I'm a relatively new user to sklearn and have question about using train_test_split
from sklearn.model_selection. I have a large dataframe that has shape of (96350, 156). In my dataframe is column named CountryName
that contains 160 countries, each country has about 600 instances.
Input:
df['CountryName'].unique()
Output:
array(['Aruba', 'Afghanistan', 'Angola', 'Albania', 'Andorra',
'United Arab Emirates', 'Argentina', 'Australia', 'Austria',
'Azerbaijan', 'Belgium', 'Benin', 'Burkina Faso', 'Bangladesh',
'Bulgaria', 'Bahrain', 'Bahamas', 'Bosnia and Herzegovina',
...
'Slovenia', 'Sweden', 'Eswatini', 'Seychelles', 'Chad', 'Togo',
'Thailand', 'Trinidad and Tobago', 'Tunisia', 'Turkey', 'Taiwan',
'Tanzania', 'Uganda', 'Ukraine', 'Uruguay', 'United States',
'Uzbekistan', 'Venezuela', 'Vietnam', 'South Africa', 'Zambia',
'Zimbabwe'], dtype=object)
How can I implement train_test_split
on the level of countries and not on the level of instances ? To better understand my question I made quick table which is my dataframe.
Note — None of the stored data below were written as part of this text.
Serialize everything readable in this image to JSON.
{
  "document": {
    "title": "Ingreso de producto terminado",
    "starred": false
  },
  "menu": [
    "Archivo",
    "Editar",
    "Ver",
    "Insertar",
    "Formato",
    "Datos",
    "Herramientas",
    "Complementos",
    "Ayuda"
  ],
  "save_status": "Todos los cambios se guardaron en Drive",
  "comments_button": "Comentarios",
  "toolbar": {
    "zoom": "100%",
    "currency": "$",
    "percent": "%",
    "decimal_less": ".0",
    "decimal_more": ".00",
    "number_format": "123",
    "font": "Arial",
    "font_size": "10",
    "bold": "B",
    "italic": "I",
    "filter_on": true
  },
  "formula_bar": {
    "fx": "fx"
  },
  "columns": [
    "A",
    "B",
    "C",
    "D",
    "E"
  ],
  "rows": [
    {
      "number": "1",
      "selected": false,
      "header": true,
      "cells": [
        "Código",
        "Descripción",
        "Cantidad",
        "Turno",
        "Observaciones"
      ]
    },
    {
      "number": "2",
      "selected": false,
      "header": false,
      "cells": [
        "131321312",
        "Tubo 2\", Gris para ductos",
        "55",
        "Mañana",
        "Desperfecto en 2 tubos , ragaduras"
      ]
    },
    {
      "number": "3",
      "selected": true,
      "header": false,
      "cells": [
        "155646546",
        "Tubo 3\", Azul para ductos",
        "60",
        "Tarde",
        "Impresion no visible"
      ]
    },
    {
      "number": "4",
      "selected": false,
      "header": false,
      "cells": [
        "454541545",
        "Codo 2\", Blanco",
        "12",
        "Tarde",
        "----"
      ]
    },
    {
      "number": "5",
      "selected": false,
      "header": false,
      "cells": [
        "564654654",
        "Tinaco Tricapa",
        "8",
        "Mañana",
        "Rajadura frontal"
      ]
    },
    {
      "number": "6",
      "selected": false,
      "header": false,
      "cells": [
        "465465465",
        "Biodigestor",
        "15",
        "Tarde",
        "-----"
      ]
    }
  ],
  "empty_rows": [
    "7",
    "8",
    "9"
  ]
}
How can i perform train_test_split
on country for example Aruba (so we get 70% trained data and 30% test data from this Aruba country), and do this for all countries and at the end add these trained/testing (X_train, X_test, y_train and y_test) data together in another dataframe?
To visualize:
(____part of X dataset____) (y dataset)
CountryName value1 value2 ... valueN
Aruba 1 3 ... 3
Aruba 2 4 ... 6
Aruba 3 4 ... 1
... ... ... ... ...
Sweden 5 3 ... 2
Sweden 4 7 ... 2
... ... ... ... ...
Zimbabwe 2 3 ... 9
Zimbabwe 1 2 ... 8
Zimbabwe 5 1 ... 1
Zimbabwe 5 3 ... 3
... ... ... ... ...